This is a old post that has been migrated. While the content is probably very obsolete, in case someone needs it, it's here. Also makes great filler for a empty blog.
Note: Android development works pretty fine without having a case sensitive filesystem as of today (March 2014), at least from the cases I have tried. This applies to both ADK and NDK.
To begin with, this is more of a warning article for people who want to do Android development on a Mac. If you don't fall into that criteria, it's probably not of much use for the average user. (Unless you like tinkering, and happened to accidentally change your filesystem type to HFS+ case sensitive)
If you want to do Android work smoothly on a Mac, due to certain dependencies you will need to change your filesystem to case sensitive or create a case sensitive disk image. I personally went for the former approach, as I invested a large sum of money to get a SSD, and was planning to get the most out of it.
Sadly, that was a bad censored move.
It turns out that most Adobe software, and Steam is very picky about being on a case sensitive filesystem too. I've reached their helpdesk about this, and got numerous near-machine responses that did not help at all - including "We do not support that", "Please try re-installing Steam", "Please delete your user directory and run Steam again" and much more. Nobody seemed to actually read through what problem I had, nor actually even bother to pass on the numerous stacktraces that I attached after applying the somewhat official workaround.
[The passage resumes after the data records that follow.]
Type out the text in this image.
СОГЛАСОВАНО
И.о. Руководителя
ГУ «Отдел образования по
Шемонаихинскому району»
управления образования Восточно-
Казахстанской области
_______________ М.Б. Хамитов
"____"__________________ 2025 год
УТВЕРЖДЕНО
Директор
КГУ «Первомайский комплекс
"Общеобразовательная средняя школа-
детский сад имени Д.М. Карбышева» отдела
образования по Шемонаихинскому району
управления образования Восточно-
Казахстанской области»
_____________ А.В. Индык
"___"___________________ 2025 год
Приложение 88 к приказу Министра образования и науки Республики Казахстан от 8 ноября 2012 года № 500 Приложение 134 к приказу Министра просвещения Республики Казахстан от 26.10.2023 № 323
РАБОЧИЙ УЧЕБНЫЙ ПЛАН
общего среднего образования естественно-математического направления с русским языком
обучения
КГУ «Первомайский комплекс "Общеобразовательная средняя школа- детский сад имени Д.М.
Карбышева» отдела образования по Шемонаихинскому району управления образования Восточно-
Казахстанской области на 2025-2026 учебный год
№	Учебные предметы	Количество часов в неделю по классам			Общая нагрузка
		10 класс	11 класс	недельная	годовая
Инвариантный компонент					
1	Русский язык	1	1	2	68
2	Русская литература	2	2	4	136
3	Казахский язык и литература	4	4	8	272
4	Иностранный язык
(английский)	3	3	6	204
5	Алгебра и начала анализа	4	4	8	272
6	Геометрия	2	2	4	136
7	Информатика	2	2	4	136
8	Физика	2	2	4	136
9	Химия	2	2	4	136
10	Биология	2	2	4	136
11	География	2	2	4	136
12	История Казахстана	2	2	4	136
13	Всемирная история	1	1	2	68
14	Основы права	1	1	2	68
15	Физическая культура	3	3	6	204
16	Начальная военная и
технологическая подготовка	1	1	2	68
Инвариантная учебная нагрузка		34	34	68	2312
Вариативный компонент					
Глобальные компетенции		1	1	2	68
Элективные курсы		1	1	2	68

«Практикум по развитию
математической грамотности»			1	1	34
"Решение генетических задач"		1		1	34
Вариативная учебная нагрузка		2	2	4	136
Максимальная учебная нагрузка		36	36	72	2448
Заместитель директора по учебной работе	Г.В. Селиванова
After a couple weeks of not being able to play a game I paid for, I decided to bite the bullet and go down the road of boot camp. Steam to this day still runs there, and neither a patch for the issue I have encountered nor official case-sensitive filesystem has been released as of today.
To top that off, Adobe decided to make two of the brightest decisions ever made in software history: 1) To disallow installation of a huge software package on anything that's not the boot drive,and 2) Disallowing case sensitivity due to sloppy packaging and not caring about the minority of the users. Due to decision (1), the installer doesn't even start since you are never given a option to install on a case in-sensitive secondary drive.
Not to mention all the bloatware that any Adobe software brings into the house - this is simply not fun when you are running on a fairly small amount of storage (i.e. SSD) and you happen to have a large secondary drive you can't use to dump all the bloatware into. I don't know what they were thinking, but unless they fix this issue I'll be gladly using something else for the time being.